Reputation: 2065
Let's say I have a normal Meteor website/app hosted on Galaxy, and then an admin site hosted on a different server, but both are connected to the same database.
I want a user on my regular site to be able to trigger a method call (or any procedure) on the admin server remotely.
I'm thinking this can be done because, if I had a dummy user logged into the right page on the admin server, then it would listen for changes in whatever collection "he" is subscribed to. If the real user on the different server changes something in that collection, the dummy user would see it, and that could in turn trigger a method call.
Now, there has to be a way to skip the step of the dummy user and listen in on changes directly from the admin server.
Can anyone lead me in the right direction here?
Upvotes: 2
Views: 170
Reputation: 302
From the comments, it looks like this is a matter of wanting to have administration operations running from a separate server, with administration code only on that server.
If this is indeed what's needed, the simplest way I can think to do it would be to run another instance of the meteor app on the other server, but the 'enhanced' version, and have your admin users connect to that server (perhaps called admin.yourdomain.com). You can still point the server at the original mongodb (by setting MONGO_URL as appropriate).
Upvotes: 0
Reputation: 3288
To expand on my comment to OP with some code.

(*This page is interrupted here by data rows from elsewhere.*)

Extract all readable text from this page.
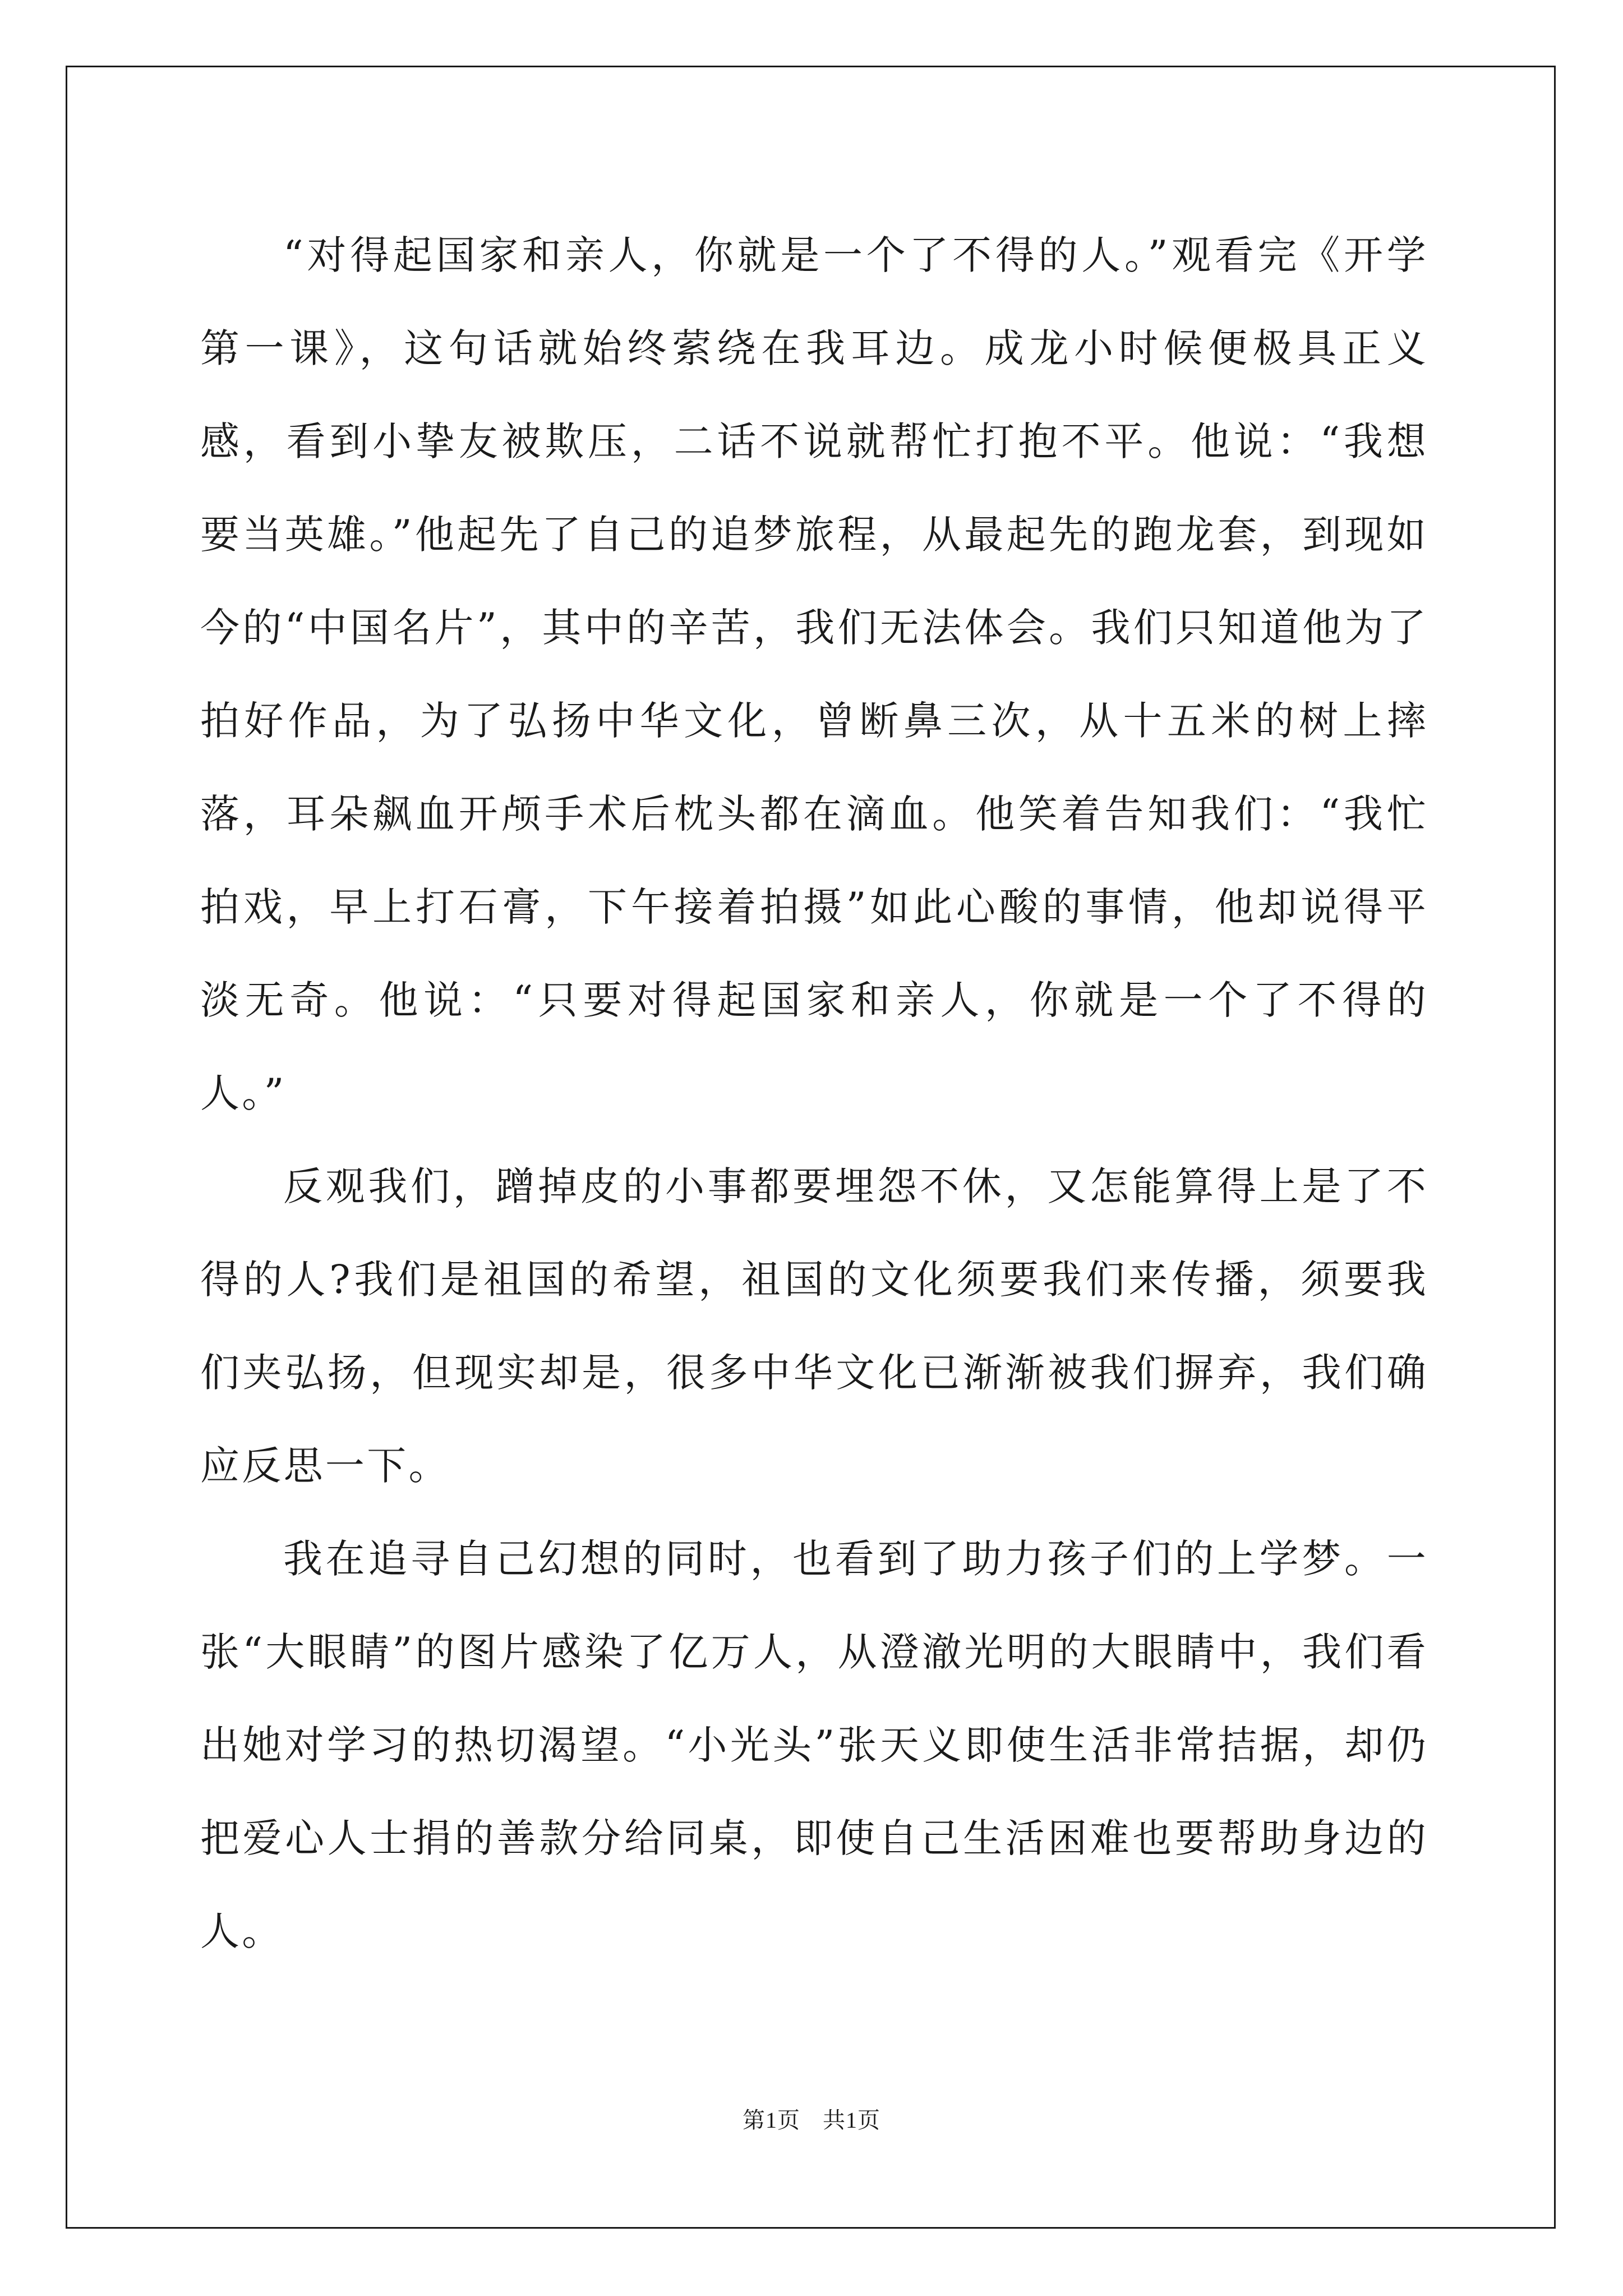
“对得起国家和亲人，你就是一个了不得的人。”观看完《开学第一课》，这句话就始终萦绕在我耳边。成龙小时候便极具正义感，看到小挚友被欺压，二话不说就帮忙打抱不平。他说：“我想要当英雄。”他起先了自己的追梦旅程，从最起先的跑龙套，到现如今的“中国名片”，其中的辛苦，我们无法体会。我们只知道他为了拍好作品，为了弘扬中华文化，曾断鼻三次，从十五米的树上摔落，耳朵飙血开颅手术后枕头都在滴血。他笑着告知我们：“我忙拍戏，早上打石膏，下午接着拍摄”如此心酸的事情，他却说得平淡无奇。他说：“只要对得起国家和亲人，你就是一个了不得的人。”

反观我们，蹭掉皮的小事都要埋怨不休，又怎能算得上是了不得的人?我们是祖国的希望，祖国的文化须要我们来传播，须要我们夹弘扬，但现实却是，很多中华文化已渐渐被我们摒弃，我们确应反思一下。

我在追寻自己幻想的同时，也看到了助力孩子们的上学梦。一张“大眼睛”的图片感染了亿万人，从澄澈光明的大眼睛中，我们看出她对学习的热切渴望。“小光头”张天义即使生活非常拮据，却仍把爱心人士捐的善款分给同桌，即使自己生活困难也要帮助身边的人。

第1页 共1页
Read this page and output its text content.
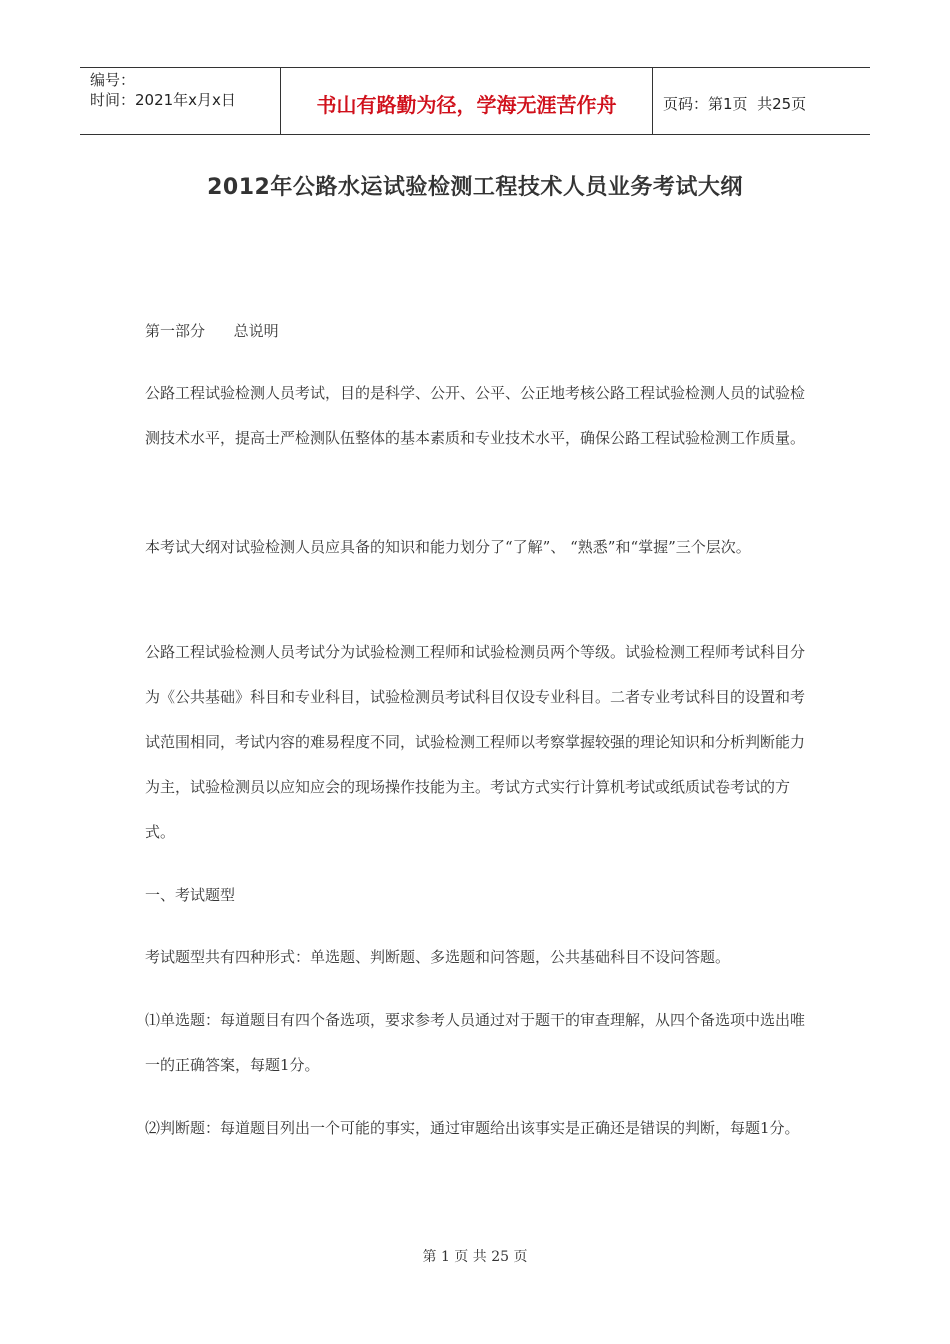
编号：
时间：2021年x月x日	书山有路勤为径，学海无涯苦作舟	页码：第1页  共25页
2012年公路水运试验检测工程技术人员业务考试大纲
第一部分      总说明

公路工程试验检测人员考试，目的是科学、公开、公平、公正地考核公路工程试验检测人员的试验检测技术水平，提高士严检测队伍整体的基本素质和专业技术水平，确保公路工程试验检测工作质量。

本考试大纲对试验检测人员应具备的知识和能力划分了“了解”、 “熟悉”和“掌握”三个层次。

公路工程试验检测人员考试分为试验检测工程师和试验检测员两个等级。试验检测工程师考试科目分为《公共基础》科目和专业科目，试验检测员考试科目仅设专业科目。二者专业考试科目的设置和考试范围相同，考试内容的难易程度不同，试验检测工程师以考察掌握较强的理论知识和分析判断能力为主，试验检测员以应知应会的现场操作技能为主。考试方式实行计算机考试或纸质试卷考试的方式。

一、考试题型

考试题型共有四种形式：单选题、判断题、多选题和问答题，公共基础科目不设问答题。

⑴单选题：每道题目有四个备选项，要求参考人员通过对于题干的审查理解，从四个备选项中选出唯一的正确答案，每题1分。

⑵判断题：每道题目列出一个可能的事实，通过审题给出该事实是正确还是错误的判断，每题1分。

第 1 页 共 25 页
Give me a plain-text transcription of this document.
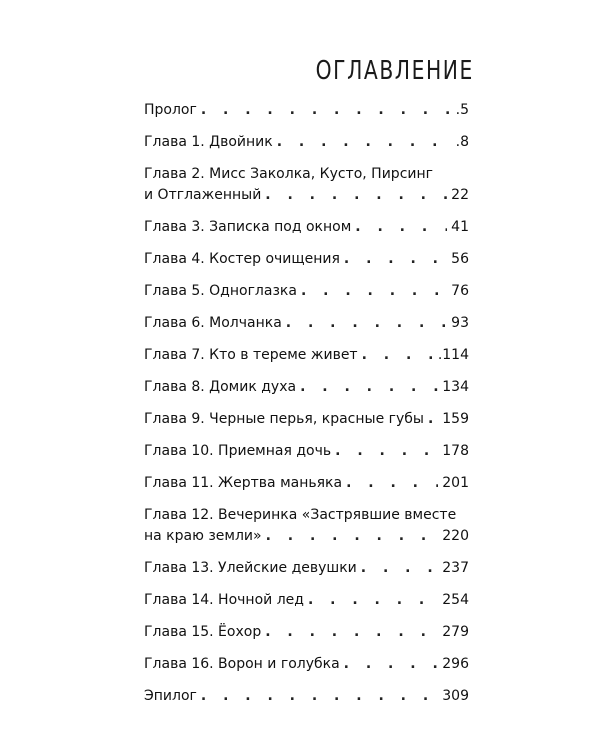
ОГЛАВЛЕНИЕ
Пролог . . .	.5
Глава 1. Двойник . . .	.8
Глава 2. Мисс Заколка, Кусто, Пирсинг
и Отглаженный . . .	22
Глава 3. Записка под окном . . .	41
Глава 4. Костер очищения . . .	56
Глава 5. Одноглазка . . .	76
Глава 6. Молчанка . . .	93
Глава 7. Кто в тереме живет . . .	.114
Глава 8. Домик духа . . .	134
Глава 9. Черные перья, красные губы . . . 159
Глава 10. Приемная дочь . . .	178
Глава 11. Жертва маньяка . . .	201
Глава 12. Вечеринка «Застрявшие вместе
на краю земли» . . .	220
Глава 13. Улейские девушки . . .	237
Глава 14. Ночной лед . . .	254
Глава 15. Ёохор . . .	279
Глава 16. Ворон и голубка . . .	296
Эпилог . . .	309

First, add this package to the server you have created where you'd like to access some meteor methods, etc. Then:
// server1.js
Meteor.methods({
foo: function(bar) {
check(bar, Whatever)
... do some stuff ...
return fooBar
}
})
HTTP.methods({
'/foo/:bar': function() {
return JSON.stringify(Meteor.call("foo", this.params.bar), null, '\t')
}
});
Finally, on the other server, where you'd like to access the first server:
// server2.js
// somewhere on your server (startup, a method, etc.)
try {
var bar = ...
var result = HTTP.call(
"GET", "http://yourFirstServer.com/foo/" + bar
)
} catch (e) {
// Got a network error, time-out or HTTP error in the 400 or 500 range.